Infrastructure spending will rise beyond housing. Transport, energy, and green technology projects will create thousands of jobs and expand building markets. The government declares that construction investment is in Britain’s future.
Innovation and sustainability
Grow today to sustain tomorrow. Construction is expected to lead to greener practices. Low-carbon materials and energy-efficient buildings require innovation.
Government assistance for green infrastructure, including retrofitting homes, creating renewable energy facilities, and enhancing public transport, places construction as an environmental leader. Digital transformation, including BIM and smart construction, improves the sector’s efficiency and sustainability.
Challenges ahead
Even with government support, the building industry faces unknown headwinds:
Rising material costs and supply chain interruptions strain budgets.

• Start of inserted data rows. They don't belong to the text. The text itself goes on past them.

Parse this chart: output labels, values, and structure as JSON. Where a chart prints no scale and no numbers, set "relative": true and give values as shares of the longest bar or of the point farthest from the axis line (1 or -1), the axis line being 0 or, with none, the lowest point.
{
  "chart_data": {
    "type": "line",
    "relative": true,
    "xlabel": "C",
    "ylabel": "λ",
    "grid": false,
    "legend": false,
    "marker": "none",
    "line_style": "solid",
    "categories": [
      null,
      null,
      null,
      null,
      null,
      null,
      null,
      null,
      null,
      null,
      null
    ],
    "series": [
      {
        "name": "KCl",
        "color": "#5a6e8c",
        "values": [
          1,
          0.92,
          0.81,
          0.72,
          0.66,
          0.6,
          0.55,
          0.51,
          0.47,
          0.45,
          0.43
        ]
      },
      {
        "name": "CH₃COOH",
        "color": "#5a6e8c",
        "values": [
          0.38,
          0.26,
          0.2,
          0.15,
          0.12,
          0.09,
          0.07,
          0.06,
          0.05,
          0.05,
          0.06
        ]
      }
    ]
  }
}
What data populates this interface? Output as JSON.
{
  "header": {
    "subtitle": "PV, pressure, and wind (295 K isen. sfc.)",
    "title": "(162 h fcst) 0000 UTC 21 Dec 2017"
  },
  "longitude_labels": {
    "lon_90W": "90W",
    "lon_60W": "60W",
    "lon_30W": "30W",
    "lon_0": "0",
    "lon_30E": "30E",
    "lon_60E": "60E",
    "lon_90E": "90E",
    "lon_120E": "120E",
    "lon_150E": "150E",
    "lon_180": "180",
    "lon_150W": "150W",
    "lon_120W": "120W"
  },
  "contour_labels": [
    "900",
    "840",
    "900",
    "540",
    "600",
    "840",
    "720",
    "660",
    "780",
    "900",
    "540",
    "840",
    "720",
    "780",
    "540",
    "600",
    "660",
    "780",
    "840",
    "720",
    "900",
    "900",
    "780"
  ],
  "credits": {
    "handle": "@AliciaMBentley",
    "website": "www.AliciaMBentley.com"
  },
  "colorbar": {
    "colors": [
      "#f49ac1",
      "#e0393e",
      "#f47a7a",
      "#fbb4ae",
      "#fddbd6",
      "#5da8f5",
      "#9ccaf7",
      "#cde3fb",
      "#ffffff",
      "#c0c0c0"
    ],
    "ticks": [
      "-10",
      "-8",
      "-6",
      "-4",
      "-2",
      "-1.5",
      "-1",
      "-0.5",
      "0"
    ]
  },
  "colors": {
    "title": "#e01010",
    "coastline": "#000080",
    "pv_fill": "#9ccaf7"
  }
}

Local opposition and land availability might hinder projects.
Environmental goals need new skills and technologies, complicating
Some industry experts doubt the 1.5m houses objective is achievable. The desire is admirable, but planning authorities, developers, and communities must work together.
A strategic collaboration
Government and construction work together. The government sets policy, funds, and reforms; the industry produces results. This relationship is crucial to the UK’s economic revival, social equality, and environmental resilience.
The Construction Industry Council asserts that the quality, affordability, and sustainability of the government’s built environment will evaluate its legacy, not its numerical achievements.
The UK construction industry is essential to government growth ambitions. Construction underpins national development, from housing and infrastructure to jobs and sustainability.
The sector can develop structures for a stronger, fairer, and more prosperous Britain via smart investment, regulatory reform, and workforce expansion. The government must understand that larger investments yield higher returns for the UK.
Summary of today’s construction news
In summary, a whole new set of rules is unnecessary for the construction industry to wait. It also doesn’t have to take a chance on unproven options. Not only is the UK Retention Deposit Scheme operational, but it is also the best course of action.
Meanwhile, the initial event’s success demonstrated the resiliency and significance of Midlands-based independent construction enterprises and established a solid foundation for future endeavours that combine industry pride with philanthropic giving. To make the evening possible, the organisers would like to give a special thank you to the headline sponsors—FP McCann, Keystone, Ibstock, and Holcim—as well as the additional sponsors— Wrekin, Brett Martin, BS Eaton, Hitachi, British Gypsum, Ideal Standard, MGF, Bristan, and JCB.
Finally, the growth goals of the UK government rely heavily on the building industry. Building is fundamental to national development in many ways, including housing, infrastructure, employment, and sustainability. Building not only structures but also a stronger, more equitable, and richer Britain is within reach if the industry receives strategic investment, reforms its regulations, and increases its workforce. But the government needs to see this, too, and understand that the greater the investment, the greater the benefit to the UK.